In third place: Colleen Onorato our Print Production Coordinator with her biscotti that were baked, believe it or not, in her toaster oven! In second place: the team of Kara Kukull, Assistant Director of Bar Operations, and Shion Hara, Assistant Director of Private Dining, who combined efforts to produce a great peanut butter and raspberry cookies. And, in first place, the same team with an incredible spiced rum molasses cookies, for which they have graciously offered to share the recipe.

Spiced Rum Molasses Cookies

Recipe adapted from Baking Illustrated

Yields approximately 2 dozen cookies

2 1/4 cups all-purpose flour

1 t. baking soda

1 1/2 t. ground cinnamon

1 1/2 t. ground ginger

1/2 t. ground cloves

1/4 t. ground allspice

1/4 t. finely ground black pepper

1/4 t. salt

1 1/2 sticks unsalted butter, softened

1/3 c. packed dark brown sugar

1/3 c. granulated sugar (plus 1/2 cup for rolling the dough)

1 large egg yolk

1 t. vanilla extract

1/2 c. dark molasses

For the glaze:

1 c. confectioners’ sugar

1 t. amber rum

1 t. aged rum

1 t. spiced rum

3 dashes Angostura bitters

Pre-heat oven to 375 degrees. Adjust oven rack to middle position. Line a large baking sheet with parchment paper. Whisk the flour, baking soda, spices and salt in a medium bowl, set aside. Beat the butter with brown sugar and 1/3 cup sugar until light fluffy. Lower speed and add the yolk and vanilla; increase speed and beat until incorporated. Reduce speed and add molasses; beat until fully incorporated scraping the bowl and sides once with a rubber spatula.

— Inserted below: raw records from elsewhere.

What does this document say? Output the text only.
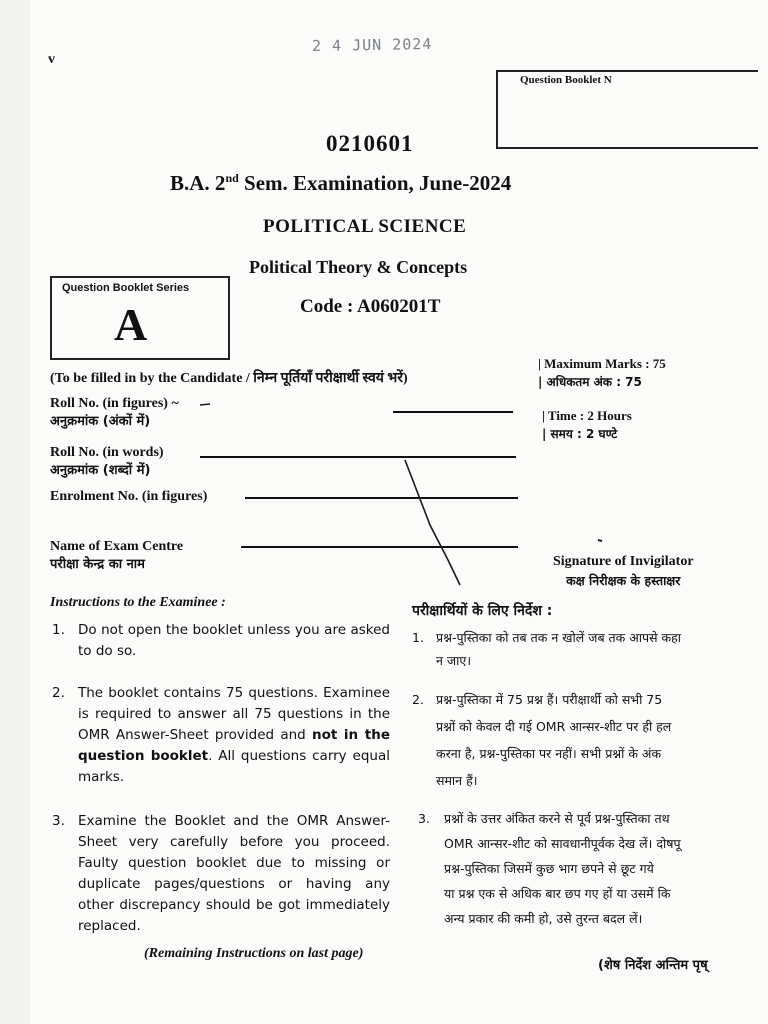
2 4 JUN 2024
v
Question Booklet N
0210601
B.A. 2nd Sem. Examination, June-2024
POLITICAL SCIENCE
Political Theory & Concepts
Code : A060201T
Question Booklet Series
A
(To be filled in by the Candidate / निम्न पूर्तियाँ परीक्षार्थी स्वयं भरें)
Roll No. (in figures) ~
अनुक्रमांक (अंकों में)
Roll No. (in words)
अनुक्रमांक (शब्दों में)
Enrolment No. (in figures)
Name of Exam Centre
परीक्षा केन्द्र का नाम
| Maximum Marks : 75
| अधिकतम अंक : 75
| Time : 2 Hours
| समय : 2 घण्टे
Signature of Invigilator
कक्ष निरीक्षक के हस्ताक्षर
Instructions to the Examinee :
परीक्षार्थियों के लिए निर्देश :
1. Do not open the booklet unless you are asked to do so.
2. The booklet contains 75 questions. Examinee is required to answer all 75 questions in the OMR Answer-Sheet provided and not in the question booklet. All questions carry equal marks.
3. Examine the Booklet and the OMR Answer-Sheet very carefully before you proceed. Faulty question booklet due to missing or duplicate pages/questions or having any other discrepancy should be got immediately replaced.
(Remaining Instructions on last page)
1. प्रश्न-पुस्तिका को तब तक न खोलें जब तक आपसे कहा
न जाए।
2. प्रश्न-पुस्तिका में 75 प्रश्न हैं। परीक्षार्थी को सभी 75
प्रश्नों को केवल दी गई OMR आन्सर-शीट पर ही हल
करना है, प्रश्न-पुस्तिका पर नहीं। सभी प्रश्नों के अंक
समान हैं।
3. प्रश्नों के उत्तर अंकित करने से पूर्व प्रश्न-पुस्तिका तथ
OMR आन्सर-शीट को सावधानीपूर्वक देख लें। दोषपू
प्रश्न-पुस्तिका जिसमें कुछ भाग छपने से छूट गये
या प्रश्न एक से अधिक बार छप गए हों या उसमें कि
अन्य प्रकार की कमी हो, उसे तुरन्त बदल लें।
(शेष निर्देश अन्तिम पृष्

Reduce speed and add flour mixture; beat until fully incorporated, scraping the bowl down once. Give the dough a final stir by hand to ensure that no pockets of flour remain. Place 1/2 cup sugar for rolling in a shallow bowl. Scoop a heaping tablespoon of dough and roll into a 1 1/2 inch ball; roll ball in sugar and place on baking sheet at least 1” apart. Repeat as necessary.

Bake until the edges have begun to set, but the centers are still soft (the cookies will look raw between the cracks and seem underdone), about 11 minutes, rotating the sheet from front to back halfway through the baking time. Do not overbake. Cool cookies on sheet for 5 minutes, then transfer to cooling rack.

For the glaze, whisk confectioners’ sugar with rums and bitters until smooth. Drizzle over room temperature cookies with a spoon. Allow glaze to dry.